Alex Bellemarre

Personal information
- Born: June 22, 1998 (age 28) La Sarre, Quebec, Canada

Sport
- Country: Canada
- Sport: Weightlifting
- Weight class: 94 kg

Medal record
Men's weightlifting
Representing Canada
Commonwealth Games
| Silver medal – second place | 2026 Glasgow | 94 kg |
Commonwealth Championships
| Gold medal – first place | 2021 Tashkent | 89 kg |
| Bronze medal – third place | 2017 Gold Coast | 85 kg |
Pan American Championships
| Bronze medal – third place | 2023 Bariloche | 89 kg |
World University Games
| Bronze medal – third place | 2017 Taipei | 77 kg |

= Alex Bellemarre =

Canadian weightlifter (born 1998)

Alex Bellemarre (born June 22, 1998) is a Canadian weightlifter.

==Career==
On September 25, 2023, Bellemarre was selected to represent Canada at the 2023 Pan American Games.

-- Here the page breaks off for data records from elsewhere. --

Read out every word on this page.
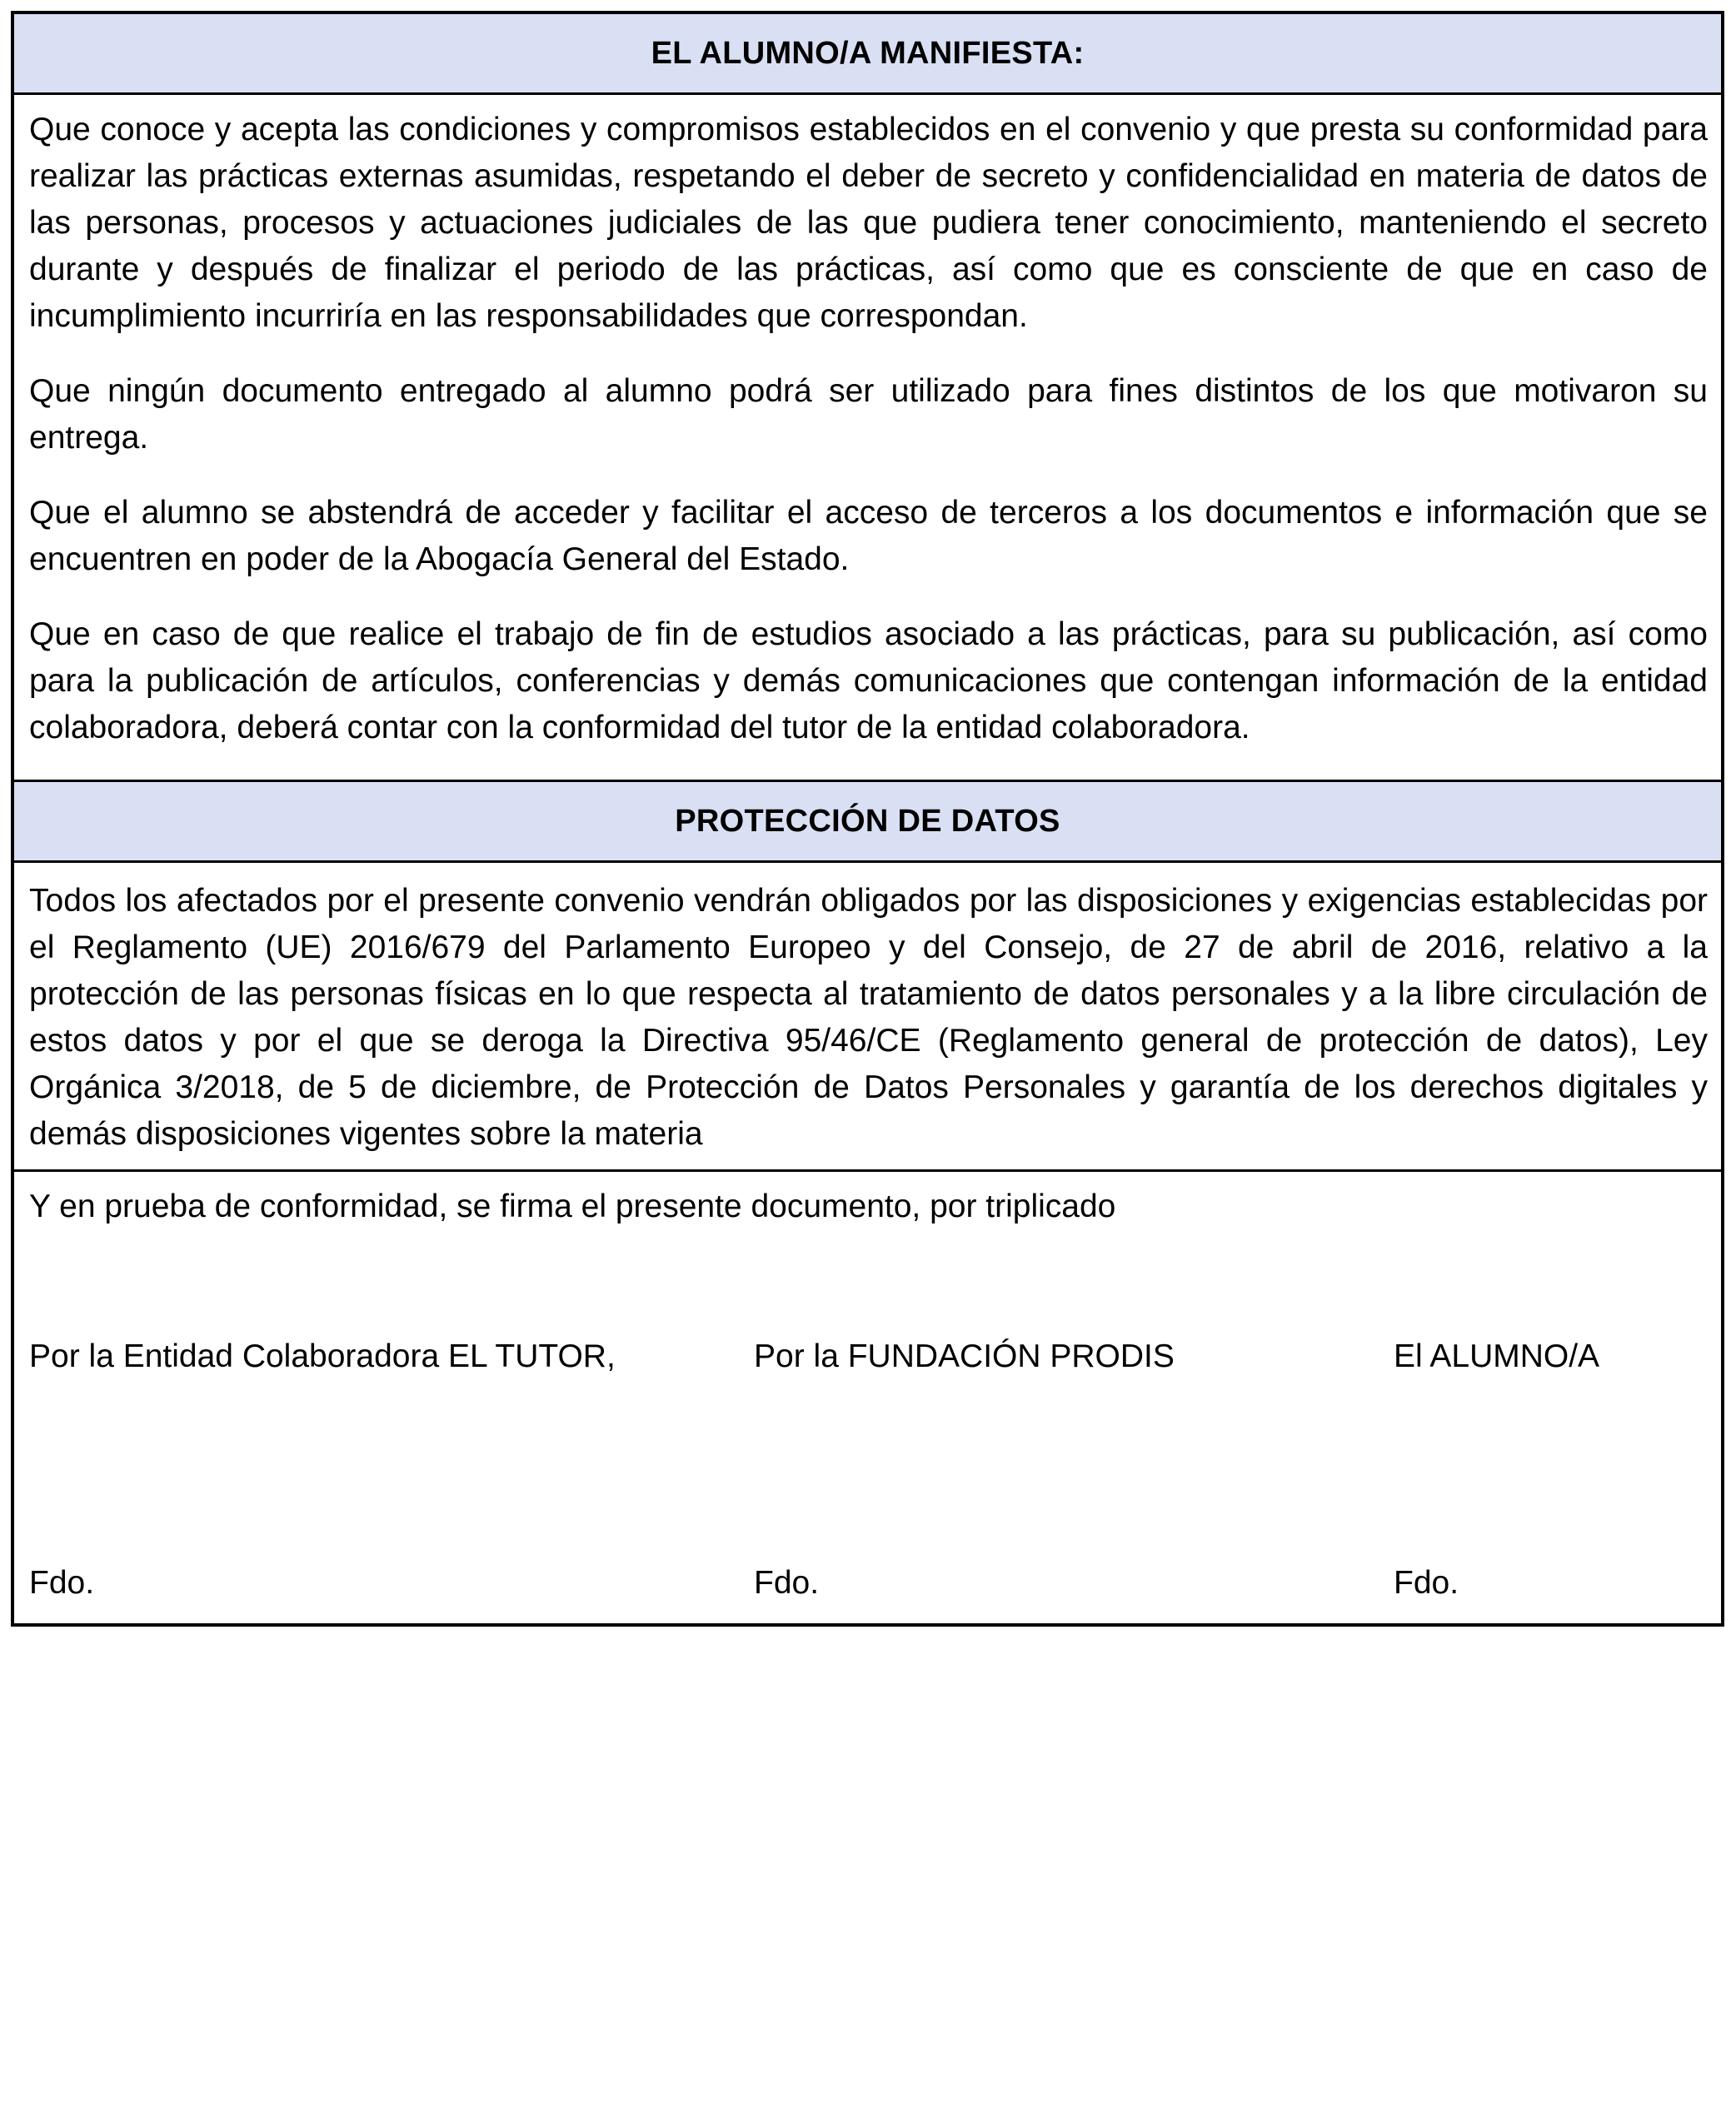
EL ALUMNO/A MANIFIESTA:

Que conoce y acepta las condiciones y compromisos establecidos en el convenio y que presta su conformidad para realizar las prácticas externas asumidas, respetando el deber de secreto y confidencialidad en materia de datos de las personas, procesos y actuaciones judiciales de las que pudiera tener conocimiento, manteniendo el secreto durante y después de finalizar el periodo de las prácticas, así como que es consciente de que en caso de incumplimiento incurriría en las responsabilidades que correspondan.

Que ningún documento entregado al alumno podrá ser utilizado para fines distintos de los que motivaron su entrega.

Que el alumno se abstendrá de acceder y facilitar el acceso de terceros a los documentos e información que se encuentren en poder de la Abogacía General del Estado.

Que en caso de que realice el trabajo de fin de estudios asociado a las prácticas, para su publicación, así como para la publicación de artículos, conferencias y demás comunicaciones que contengan información de la entidad colaboradora, deberá contar con la conformidad del tutor de la entidad colaboradora.

PROTECCIÓN DE DATOS

Todos los afectados por el presente convenio vendrán obligados por las disposiciones y exigencias establecidas por el Reglamento (UE) 2016/679 del Parlamento Europeo y del Consejo, de 27 de abril de 2016, relativo a la protección de las personas físicas en lo que respecta al tratamiento de datos personales y a la libre circulación de estos datos y por el que se deroga la Directiva 95/46/CE (Reglamento general de protección de datos), Ley Orgánica 3/2018, de 5 de diciembre, de Protección de Datos Personales y garantía de los derechos digitales y demás disposiciones vigentes sobre la materia

Y en prueba de conformidad, se firma el presente documento, por triplicado
Por la Entidad Colaboradora EL TUTOR,	Por la FUNDACIÓN PRODIS	El ALUMNO/A
Fdo.	Fdo.	Fdo.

In July 2026, he competed at the 2026 Commonwealth Games and won a silver medal in the 94 kg event. He opened the event with 159 kg in the snatch, setting a Commonwealth Games record. He followed it up with 187 kg in the clean and jerk, for a total lift of 346 kg. He finished one kg behind gold medalist Mohamad Syahmi.